Ben Freeth’s home on Mount Carmel farm is burnt to the ground

 

We were driving back to the farm after church one Sunday when we saw a fire. It looked like it was close to the house. Mike and Angela had come down from Harare to have Sunday lunch with us and I could see Angela standing near the gate with a hose, red in the face from the heat and looking very stressed. There was a strong wind and the fire was galloping in from the south. I drove straight into the garden and ran to help. A number of people had come from the main Mount Carmel worker village and from next door. We tried to burn back from the firebreaks but the wind was too strong and the fire jumped over the breaks.
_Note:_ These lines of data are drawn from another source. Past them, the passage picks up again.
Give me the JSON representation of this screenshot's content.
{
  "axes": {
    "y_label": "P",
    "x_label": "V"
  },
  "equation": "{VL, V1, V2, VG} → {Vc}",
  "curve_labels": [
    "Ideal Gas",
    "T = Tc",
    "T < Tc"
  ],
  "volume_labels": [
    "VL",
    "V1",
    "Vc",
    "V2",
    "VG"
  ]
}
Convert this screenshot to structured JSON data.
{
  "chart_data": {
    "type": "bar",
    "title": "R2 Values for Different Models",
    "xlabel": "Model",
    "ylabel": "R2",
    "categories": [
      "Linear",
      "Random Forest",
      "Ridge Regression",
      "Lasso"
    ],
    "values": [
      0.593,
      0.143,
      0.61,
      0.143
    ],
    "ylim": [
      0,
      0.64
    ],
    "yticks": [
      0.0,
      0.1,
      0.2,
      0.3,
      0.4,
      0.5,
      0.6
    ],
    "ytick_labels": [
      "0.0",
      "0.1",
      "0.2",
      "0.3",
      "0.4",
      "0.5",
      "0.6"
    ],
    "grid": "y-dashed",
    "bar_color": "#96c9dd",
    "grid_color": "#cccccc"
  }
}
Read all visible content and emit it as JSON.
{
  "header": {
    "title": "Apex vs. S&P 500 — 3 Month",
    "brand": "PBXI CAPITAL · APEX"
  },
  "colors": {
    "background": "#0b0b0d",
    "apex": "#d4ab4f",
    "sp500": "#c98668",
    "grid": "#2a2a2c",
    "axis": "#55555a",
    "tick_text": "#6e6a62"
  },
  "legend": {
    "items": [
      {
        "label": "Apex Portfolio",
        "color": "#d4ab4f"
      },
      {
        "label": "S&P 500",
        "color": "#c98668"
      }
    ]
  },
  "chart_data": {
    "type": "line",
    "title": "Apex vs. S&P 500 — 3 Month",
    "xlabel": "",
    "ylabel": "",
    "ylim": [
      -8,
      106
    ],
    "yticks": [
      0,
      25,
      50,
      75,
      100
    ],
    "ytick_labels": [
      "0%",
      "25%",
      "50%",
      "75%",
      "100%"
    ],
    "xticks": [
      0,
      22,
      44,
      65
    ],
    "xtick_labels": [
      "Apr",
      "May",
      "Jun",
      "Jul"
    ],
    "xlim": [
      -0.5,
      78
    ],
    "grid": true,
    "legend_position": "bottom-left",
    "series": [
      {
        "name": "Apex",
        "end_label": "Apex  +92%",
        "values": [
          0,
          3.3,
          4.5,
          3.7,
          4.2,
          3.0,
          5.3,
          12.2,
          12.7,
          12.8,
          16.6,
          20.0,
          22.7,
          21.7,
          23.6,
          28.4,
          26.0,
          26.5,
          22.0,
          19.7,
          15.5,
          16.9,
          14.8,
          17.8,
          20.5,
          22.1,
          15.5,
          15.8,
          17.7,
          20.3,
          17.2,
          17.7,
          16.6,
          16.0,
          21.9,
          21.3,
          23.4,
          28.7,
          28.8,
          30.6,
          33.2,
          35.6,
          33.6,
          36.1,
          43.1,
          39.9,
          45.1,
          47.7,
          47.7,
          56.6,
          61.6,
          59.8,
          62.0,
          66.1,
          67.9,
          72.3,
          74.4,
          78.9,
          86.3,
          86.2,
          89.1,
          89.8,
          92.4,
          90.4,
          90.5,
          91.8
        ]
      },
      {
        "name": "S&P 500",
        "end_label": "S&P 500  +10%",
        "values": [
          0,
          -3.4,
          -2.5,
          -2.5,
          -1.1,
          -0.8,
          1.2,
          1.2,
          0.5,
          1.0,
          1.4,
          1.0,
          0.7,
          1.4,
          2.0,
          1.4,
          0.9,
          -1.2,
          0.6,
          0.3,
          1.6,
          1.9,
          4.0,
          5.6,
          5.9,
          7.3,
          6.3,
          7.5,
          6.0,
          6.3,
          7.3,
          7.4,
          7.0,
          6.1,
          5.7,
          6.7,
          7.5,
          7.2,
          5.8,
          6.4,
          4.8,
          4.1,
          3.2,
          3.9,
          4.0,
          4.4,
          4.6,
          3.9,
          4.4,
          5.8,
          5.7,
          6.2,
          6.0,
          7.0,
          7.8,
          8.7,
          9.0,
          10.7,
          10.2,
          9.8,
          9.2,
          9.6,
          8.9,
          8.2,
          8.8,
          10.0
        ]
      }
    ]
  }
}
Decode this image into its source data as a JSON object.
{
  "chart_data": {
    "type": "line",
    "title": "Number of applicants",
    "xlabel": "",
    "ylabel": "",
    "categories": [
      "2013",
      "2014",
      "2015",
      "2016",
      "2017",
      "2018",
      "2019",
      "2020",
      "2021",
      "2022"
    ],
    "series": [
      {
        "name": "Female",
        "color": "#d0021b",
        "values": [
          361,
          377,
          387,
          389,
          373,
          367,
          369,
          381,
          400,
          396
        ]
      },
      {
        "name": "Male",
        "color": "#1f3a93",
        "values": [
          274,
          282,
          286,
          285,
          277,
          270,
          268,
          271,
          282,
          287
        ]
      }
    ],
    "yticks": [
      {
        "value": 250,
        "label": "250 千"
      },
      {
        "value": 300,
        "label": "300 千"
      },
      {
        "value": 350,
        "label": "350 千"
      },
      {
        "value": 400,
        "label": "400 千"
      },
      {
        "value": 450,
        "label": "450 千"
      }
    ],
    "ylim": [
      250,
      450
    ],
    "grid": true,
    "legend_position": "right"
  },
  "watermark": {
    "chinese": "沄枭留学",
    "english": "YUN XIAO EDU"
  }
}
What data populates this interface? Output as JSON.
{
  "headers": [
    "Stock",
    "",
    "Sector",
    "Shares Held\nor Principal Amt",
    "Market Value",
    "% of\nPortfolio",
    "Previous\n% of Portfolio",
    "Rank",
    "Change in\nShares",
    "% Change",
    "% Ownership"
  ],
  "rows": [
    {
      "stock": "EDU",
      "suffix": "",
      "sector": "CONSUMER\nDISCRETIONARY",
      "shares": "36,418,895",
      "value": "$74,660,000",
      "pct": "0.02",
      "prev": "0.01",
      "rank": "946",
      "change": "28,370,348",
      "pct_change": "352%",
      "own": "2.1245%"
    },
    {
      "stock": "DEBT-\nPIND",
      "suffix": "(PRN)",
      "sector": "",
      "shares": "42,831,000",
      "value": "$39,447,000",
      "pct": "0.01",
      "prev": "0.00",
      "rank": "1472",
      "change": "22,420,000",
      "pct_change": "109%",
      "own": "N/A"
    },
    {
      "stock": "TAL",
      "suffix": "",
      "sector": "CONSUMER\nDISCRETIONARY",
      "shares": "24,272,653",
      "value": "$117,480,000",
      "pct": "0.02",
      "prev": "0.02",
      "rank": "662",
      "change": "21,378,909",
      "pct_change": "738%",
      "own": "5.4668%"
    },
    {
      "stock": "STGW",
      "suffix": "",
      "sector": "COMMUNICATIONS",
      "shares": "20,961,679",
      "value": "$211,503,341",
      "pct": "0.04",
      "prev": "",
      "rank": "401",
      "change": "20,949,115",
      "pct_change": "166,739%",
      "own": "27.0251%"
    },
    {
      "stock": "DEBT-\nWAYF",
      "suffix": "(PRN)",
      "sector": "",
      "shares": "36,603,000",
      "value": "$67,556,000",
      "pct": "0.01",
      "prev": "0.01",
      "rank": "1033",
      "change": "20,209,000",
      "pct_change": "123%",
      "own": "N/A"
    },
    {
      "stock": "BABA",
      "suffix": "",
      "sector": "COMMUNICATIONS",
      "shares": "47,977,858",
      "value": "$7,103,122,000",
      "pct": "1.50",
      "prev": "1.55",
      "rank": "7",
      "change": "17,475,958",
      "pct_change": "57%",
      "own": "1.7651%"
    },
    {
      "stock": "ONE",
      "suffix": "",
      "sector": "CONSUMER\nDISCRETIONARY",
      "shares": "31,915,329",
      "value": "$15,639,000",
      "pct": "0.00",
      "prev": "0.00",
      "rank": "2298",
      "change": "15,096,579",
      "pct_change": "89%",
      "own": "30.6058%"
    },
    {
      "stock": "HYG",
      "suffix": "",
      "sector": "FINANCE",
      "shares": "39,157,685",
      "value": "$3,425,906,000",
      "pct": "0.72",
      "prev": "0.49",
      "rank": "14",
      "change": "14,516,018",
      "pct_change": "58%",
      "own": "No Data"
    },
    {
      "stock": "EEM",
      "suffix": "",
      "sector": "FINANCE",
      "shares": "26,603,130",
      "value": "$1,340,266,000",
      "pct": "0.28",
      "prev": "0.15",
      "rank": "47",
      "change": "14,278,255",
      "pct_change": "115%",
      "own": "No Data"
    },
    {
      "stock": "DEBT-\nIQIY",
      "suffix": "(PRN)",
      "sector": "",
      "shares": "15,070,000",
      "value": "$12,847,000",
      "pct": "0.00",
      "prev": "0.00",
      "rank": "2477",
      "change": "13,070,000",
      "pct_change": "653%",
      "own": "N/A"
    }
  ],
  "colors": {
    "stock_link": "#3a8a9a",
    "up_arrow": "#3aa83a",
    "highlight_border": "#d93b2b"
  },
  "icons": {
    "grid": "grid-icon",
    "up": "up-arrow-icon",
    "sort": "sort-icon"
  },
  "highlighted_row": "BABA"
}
We ripped branches from the trees and tried to smother the flames, beating furiously.

 

I only had one knapsack sprayer as the thugs had taken all the rest. It was impossible. Sparks were flying through the tinder dry grass, igniting new fires even before the main fire reached them. I hadn’t realized how difficult it was to put a grass fire out without the proper equipment. Normally fire-fighting was relatively simple. The crackling of the flames was deafening and the heat was intense. My face and arms were soon scorched red. Before we knew it, the flames had enveloped one of the worker’s houses and spread through the roof. The wind blew them into an inferno and within seconds the whole roof was alight. Sparks flew onto nearby roofs.

 

The houses were all burning too quickly to save anything from inside them. I shouted, “Let’s save the factory! You can live in the factory,” but there was so much noise and emotion that nobody responded. They were wailing and crying. They had lost everything.